Publish
Publishing datasets
Upload, license, and version robotics, vision, and language datasets at any scale.
Supported formats
Datasets are stored as a sharded set of files with a schema and an optional sample index. The platform indexes the manifest, not the rows, so storage costs scale with bytes rather than column count.
- Tabular — Parquet (preferred), Arrow IPC, CSV
- Vision — WebDataset (
.tar), Parquet with embedded bytes - Robotics — LeRobot, RLDS, MCAP, ROS 2 bags
- Audio — Parquet with
flacbytes, WebDataset - Text — JSONL, Parquet
Use Parquet wherever possible
Create a dataset
from nodedata import NodeData
node = NodeData()
dataset = node.datasets.create(
name="panda-arm-grasp-100k",
modality=["rgb", "depth", "proprioception", "action"],
license="CC-BY-4.0",
description_path="./README.md",
price_usd=199.00,
tags=["manipulation", "panda", "sim2real"],
)Upload shards
Shards are content-addressed. Re-uploading an identical file is a no-op; only the manifest is updated. This lets you ship incremental snapshots without rewriting the entire dataset.
# Stream shards directly from disk; resumes automatically on failure
node.datasets.upload(
dataset.id,
files=[
"./shards/000.parquet",
"./shards/001.parquet",
"./shards/002.parquet",
],
schema="./schema.json",
sample_index="./sample_index.json",
)node-data dataset push \
--name panda-arm-grasp-100k \
--license CC-BY-4.0 \
--modality rgb,depth,proprioception,action \
--price 199 \
--schema ./schema.json \
./shards/Schema
Every dataset has a typed schema. The schema is part of the public listing and is enforced at upload time. Inferred schemas are also accepted; the inferred result will be written back to your manifest.
{
"splits": ["train", "val", "test"],
"fields": {
"rgb": { "type": "uint8", "shape": [-1, 224, 224, 3] },
"depth": { "type": "float16", "shape": [-1, 224, 224] },
"proprioception": { "type": "float32", "shape": [-1, 14] },
"action": { "type": "float32", "shape": [-1, 7] }
}
}Stream datasets
Datasets are designed to stream. The SDK shards downloads across a thread pool, prefetches into a ring buffer, and decompresses Parquet in the background.

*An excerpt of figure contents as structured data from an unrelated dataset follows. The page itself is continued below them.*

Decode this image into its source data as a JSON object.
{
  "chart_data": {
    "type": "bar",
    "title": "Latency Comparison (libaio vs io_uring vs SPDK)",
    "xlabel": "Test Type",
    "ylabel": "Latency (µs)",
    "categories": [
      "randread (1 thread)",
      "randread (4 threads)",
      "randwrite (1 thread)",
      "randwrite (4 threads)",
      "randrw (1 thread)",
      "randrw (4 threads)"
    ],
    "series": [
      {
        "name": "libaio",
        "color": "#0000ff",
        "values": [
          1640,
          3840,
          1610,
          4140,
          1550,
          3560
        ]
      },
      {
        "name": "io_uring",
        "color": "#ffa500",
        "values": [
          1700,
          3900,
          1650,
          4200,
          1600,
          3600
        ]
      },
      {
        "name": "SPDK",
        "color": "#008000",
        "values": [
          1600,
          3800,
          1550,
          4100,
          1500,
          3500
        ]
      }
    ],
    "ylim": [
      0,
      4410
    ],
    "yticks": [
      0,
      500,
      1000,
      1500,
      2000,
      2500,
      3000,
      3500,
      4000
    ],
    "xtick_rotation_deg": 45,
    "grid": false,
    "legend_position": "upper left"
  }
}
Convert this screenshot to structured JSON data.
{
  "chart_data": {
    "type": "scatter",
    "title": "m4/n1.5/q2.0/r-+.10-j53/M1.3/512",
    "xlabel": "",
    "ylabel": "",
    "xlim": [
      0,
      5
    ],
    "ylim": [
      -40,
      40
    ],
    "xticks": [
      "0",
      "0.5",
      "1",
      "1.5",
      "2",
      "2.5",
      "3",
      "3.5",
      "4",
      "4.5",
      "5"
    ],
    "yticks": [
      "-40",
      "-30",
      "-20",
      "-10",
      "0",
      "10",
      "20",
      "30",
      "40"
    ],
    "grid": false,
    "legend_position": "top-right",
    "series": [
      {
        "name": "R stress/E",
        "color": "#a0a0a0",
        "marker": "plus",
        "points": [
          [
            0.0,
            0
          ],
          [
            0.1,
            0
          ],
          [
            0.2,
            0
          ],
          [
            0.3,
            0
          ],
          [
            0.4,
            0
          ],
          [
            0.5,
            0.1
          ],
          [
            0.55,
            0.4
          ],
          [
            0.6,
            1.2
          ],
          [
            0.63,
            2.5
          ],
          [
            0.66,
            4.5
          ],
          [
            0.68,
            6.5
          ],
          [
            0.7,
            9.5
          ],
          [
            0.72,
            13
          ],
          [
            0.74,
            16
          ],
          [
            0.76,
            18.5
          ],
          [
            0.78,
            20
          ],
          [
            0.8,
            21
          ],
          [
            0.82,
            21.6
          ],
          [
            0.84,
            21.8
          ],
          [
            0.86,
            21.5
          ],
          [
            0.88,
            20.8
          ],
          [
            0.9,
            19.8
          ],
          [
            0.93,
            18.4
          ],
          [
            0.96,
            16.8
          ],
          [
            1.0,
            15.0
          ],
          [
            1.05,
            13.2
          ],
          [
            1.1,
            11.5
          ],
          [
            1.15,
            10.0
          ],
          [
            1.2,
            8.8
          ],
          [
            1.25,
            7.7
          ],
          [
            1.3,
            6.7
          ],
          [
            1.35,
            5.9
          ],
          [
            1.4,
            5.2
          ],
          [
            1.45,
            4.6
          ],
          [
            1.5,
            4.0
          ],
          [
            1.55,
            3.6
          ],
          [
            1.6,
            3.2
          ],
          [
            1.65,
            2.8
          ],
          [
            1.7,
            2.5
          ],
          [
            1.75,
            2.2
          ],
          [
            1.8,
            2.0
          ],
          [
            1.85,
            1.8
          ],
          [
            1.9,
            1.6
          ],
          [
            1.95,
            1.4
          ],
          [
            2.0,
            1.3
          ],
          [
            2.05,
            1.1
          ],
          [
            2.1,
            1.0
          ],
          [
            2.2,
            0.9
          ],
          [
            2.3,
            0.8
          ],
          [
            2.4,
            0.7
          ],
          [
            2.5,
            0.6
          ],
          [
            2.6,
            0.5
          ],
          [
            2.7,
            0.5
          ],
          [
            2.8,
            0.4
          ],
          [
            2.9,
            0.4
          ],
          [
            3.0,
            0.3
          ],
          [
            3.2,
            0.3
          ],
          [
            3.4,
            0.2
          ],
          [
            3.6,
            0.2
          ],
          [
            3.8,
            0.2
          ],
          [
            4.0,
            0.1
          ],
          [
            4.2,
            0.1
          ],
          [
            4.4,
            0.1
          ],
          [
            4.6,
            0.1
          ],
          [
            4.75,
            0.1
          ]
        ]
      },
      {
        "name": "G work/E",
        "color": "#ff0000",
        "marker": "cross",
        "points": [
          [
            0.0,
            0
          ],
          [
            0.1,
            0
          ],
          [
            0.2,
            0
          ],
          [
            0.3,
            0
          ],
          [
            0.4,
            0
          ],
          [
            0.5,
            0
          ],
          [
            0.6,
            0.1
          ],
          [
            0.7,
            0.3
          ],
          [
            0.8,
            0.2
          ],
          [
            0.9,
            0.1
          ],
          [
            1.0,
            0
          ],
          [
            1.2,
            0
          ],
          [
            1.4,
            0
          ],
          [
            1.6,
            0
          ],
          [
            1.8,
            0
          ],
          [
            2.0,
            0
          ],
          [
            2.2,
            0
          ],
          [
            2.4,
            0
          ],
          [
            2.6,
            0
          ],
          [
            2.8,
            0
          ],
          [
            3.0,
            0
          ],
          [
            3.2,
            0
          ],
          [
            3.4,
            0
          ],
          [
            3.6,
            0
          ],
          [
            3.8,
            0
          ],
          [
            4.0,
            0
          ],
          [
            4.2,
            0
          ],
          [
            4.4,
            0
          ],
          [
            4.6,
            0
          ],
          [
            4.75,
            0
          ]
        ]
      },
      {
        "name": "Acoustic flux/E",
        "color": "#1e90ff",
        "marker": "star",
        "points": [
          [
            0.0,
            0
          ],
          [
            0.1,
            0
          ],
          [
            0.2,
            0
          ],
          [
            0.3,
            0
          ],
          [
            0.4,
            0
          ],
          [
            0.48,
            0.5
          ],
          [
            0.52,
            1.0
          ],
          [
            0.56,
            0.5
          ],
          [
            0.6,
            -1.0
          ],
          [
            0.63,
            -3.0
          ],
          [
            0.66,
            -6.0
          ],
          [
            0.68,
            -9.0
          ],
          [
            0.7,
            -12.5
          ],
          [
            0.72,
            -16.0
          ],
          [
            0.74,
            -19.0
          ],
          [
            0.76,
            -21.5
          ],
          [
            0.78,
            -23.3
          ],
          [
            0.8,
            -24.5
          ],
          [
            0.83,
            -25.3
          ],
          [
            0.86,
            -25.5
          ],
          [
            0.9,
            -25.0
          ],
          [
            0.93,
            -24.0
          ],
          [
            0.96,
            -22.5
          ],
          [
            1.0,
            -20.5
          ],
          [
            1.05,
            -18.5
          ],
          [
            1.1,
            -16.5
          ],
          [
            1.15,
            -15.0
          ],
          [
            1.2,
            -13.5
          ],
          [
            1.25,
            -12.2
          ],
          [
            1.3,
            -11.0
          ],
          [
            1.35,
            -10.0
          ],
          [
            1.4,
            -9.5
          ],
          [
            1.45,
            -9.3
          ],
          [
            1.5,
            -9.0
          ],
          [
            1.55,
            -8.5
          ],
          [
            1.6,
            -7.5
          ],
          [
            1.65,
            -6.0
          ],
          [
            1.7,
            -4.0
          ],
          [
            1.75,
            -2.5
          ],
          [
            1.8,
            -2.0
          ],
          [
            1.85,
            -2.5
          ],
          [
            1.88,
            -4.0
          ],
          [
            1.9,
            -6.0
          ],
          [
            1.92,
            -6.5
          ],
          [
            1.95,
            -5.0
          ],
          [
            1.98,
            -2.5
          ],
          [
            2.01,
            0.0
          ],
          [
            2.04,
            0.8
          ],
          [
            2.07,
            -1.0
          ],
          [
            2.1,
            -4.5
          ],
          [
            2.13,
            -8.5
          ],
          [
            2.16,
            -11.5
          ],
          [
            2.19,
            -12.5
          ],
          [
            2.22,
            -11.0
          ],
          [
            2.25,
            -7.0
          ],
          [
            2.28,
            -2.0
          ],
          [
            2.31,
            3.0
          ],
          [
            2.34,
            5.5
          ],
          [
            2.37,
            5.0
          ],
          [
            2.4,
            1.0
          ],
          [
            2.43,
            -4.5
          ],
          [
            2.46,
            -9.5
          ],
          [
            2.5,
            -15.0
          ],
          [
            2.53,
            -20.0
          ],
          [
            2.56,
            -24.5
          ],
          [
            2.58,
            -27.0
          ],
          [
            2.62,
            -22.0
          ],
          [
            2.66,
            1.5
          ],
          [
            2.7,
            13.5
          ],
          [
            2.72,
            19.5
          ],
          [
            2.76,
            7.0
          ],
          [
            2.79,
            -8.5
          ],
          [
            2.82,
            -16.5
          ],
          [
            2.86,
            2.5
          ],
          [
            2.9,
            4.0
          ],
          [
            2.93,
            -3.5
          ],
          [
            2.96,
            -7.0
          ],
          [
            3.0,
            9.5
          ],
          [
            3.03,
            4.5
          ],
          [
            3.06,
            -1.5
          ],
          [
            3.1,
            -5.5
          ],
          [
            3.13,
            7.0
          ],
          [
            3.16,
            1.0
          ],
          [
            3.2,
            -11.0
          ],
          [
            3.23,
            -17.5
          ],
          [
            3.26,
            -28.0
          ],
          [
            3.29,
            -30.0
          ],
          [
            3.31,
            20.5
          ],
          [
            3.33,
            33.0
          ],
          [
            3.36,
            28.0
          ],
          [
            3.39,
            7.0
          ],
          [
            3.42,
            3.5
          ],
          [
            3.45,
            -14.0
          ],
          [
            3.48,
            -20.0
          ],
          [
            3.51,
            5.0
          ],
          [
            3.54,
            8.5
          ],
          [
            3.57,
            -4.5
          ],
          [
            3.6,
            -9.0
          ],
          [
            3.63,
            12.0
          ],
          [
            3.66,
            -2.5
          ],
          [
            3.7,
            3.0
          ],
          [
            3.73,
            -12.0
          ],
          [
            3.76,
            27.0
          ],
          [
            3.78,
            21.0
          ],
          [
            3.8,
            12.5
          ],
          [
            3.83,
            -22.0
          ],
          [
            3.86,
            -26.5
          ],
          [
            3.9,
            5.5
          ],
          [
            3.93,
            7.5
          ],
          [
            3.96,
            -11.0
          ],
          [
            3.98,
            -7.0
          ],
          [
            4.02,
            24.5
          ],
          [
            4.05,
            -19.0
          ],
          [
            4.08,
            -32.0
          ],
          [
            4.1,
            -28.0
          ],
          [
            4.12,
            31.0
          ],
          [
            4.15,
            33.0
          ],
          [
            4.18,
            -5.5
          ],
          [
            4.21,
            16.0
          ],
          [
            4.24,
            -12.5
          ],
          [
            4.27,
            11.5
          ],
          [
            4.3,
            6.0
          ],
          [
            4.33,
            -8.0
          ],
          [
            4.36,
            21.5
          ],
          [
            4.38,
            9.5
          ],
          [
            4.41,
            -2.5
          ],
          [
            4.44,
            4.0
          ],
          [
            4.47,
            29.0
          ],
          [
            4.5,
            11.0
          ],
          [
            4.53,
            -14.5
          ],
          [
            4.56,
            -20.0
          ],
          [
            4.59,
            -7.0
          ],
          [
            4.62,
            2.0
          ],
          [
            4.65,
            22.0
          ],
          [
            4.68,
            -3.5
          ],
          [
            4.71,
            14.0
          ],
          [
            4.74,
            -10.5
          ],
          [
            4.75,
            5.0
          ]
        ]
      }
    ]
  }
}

for episode in node.datasets.stream("acme/panda-arm-grasp-100k", split="train"):
rgb = episode["rgb"] # (T, 224, 224, 3) uint8
depth = episode["depth"] # (T, 224, 224) float16
action = episode["action"] # (T, 7) float32
# ... train ...Splits, versions, and provenance
- Every revision is immutable. Consumers pin a version with
revision="1.2.0". - Splits are declared at the manifest level — no folder naming conventions required.
- Each shard records a provenance hash for reproducibility.
- Optional differential privacy reports can be attached to a revision.
PII and sensitive data
Datasets containing personal data must declare the data class on creation. Public datasets flagged as containing biometric or identifying data are gated behind an attestation form for buyers.